With the model, the sensitivity of detection reached 0.887 at false positive rate of 0.25(Figure S5). With the model, the AUC of differentiating benign from malignant lesions was 0.983 (95% CI: 0.978, 0.988) (Figure 6, Table S10). The sensitivity, specificity, PPV, and NPV of diagnosis were 94.36%, 98.07%, 87.76%, and 99.09%, respectively. The AUC of the model diagnosing alone in A-F centers was 0.959, 0.959, 0.986, 0.970, 0.941, and 0.989, respectively (Figure S6). The mean diagnosis time of each mammogram was 94.23 s.

In the present study, a mammography-based artificial intelligence model for breast cancer was established, and it was unveiled that the proposed system had superior diagnostic performance, and can assist radiologists to improve the diagnostic accuracy and shorten the diagnosis time. Finally, through prospective multicenter population verification, the system exhibited a satisfactory auxiliary diagnostic performance. To our knowledge, this is the first prospective clinical research in the field of mammography based on AI, and outstanding outcomes could be achieved.

In order to avoid missed diagnosis, an AI-assisted diagnosis model may lead to increase of false-positive rate. In clinical application, a model with high false-positive rate may result in over-testing, interfering with radiologists’ attention, consuming radiologist’ energy, and increasing patients’ psychological anxiety and financial burden. Several AI-based models for mammography were previously reported, some of which were developed for the purposes of detection and classification [27], and some of which were developed based on clinical data [28-29], while none of them tackled the above-mentioned deficiencies. Our model could make a correlation between the two views of lesions. Our model used a matching module to combine the image on the CC position and MLO position to ensure that the detected lesion was a true positive lesion. It can be seen from the data obtained before and after matching that the matching module reduced the false-positive rate, while ensured the sensitivity, and improved the accuracy of differentiation of benign from malignant lesions, indicating the reliable capability of clinical application of the proposed system.

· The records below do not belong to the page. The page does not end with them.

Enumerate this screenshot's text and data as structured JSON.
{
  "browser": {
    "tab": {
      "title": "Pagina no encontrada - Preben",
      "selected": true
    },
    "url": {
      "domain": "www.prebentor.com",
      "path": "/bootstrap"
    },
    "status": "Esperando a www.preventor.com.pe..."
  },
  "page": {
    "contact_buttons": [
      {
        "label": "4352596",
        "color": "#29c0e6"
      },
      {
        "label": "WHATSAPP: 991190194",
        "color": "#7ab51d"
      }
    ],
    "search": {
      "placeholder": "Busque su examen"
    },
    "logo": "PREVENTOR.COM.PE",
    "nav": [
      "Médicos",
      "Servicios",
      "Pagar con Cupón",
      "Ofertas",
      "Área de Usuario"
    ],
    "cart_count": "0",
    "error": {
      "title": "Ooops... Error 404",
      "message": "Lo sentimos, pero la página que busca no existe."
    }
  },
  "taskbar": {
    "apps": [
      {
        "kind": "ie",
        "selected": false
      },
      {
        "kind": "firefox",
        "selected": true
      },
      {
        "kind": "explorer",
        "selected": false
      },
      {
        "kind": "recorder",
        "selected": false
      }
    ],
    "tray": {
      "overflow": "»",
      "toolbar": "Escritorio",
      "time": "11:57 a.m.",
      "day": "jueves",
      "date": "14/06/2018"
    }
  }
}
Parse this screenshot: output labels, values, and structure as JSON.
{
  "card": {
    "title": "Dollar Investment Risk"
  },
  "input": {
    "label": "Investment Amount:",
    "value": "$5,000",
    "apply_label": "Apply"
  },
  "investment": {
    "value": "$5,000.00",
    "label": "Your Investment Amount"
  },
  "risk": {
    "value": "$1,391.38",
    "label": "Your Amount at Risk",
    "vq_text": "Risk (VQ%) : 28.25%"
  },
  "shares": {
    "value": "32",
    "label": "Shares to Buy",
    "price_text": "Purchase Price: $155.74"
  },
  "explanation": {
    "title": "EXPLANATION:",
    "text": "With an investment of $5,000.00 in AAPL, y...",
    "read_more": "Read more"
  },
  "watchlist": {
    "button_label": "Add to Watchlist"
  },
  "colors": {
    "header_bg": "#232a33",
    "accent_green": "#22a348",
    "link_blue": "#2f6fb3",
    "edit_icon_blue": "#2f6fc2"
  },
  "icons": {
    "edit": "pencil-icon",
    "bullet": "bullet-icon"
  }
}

In our study, three different participants were selected for model developing, comparative testing and prospective validation. During the development of the model, we selected the population with suspicious lesions in mammography for better learning. In the comparison test, the 200 mammogram cases were significantly more difficult than those in the usual clinical work, in order to better test the auxiliary ability of the model. In the prospective verification, the cases we collected were as close to the real world as possible, which is more conducive to observing the role of assisted diagnosis system in the real world. The results presented were different due to the differences in the population observed. In the first part of the study population are suspected cases and therefore the AUC of classification of the model is 0.852, and in the prospective part, participants include clinic diagnosis and screening, as well as breast X-ray negative cases, the results reached 0.983.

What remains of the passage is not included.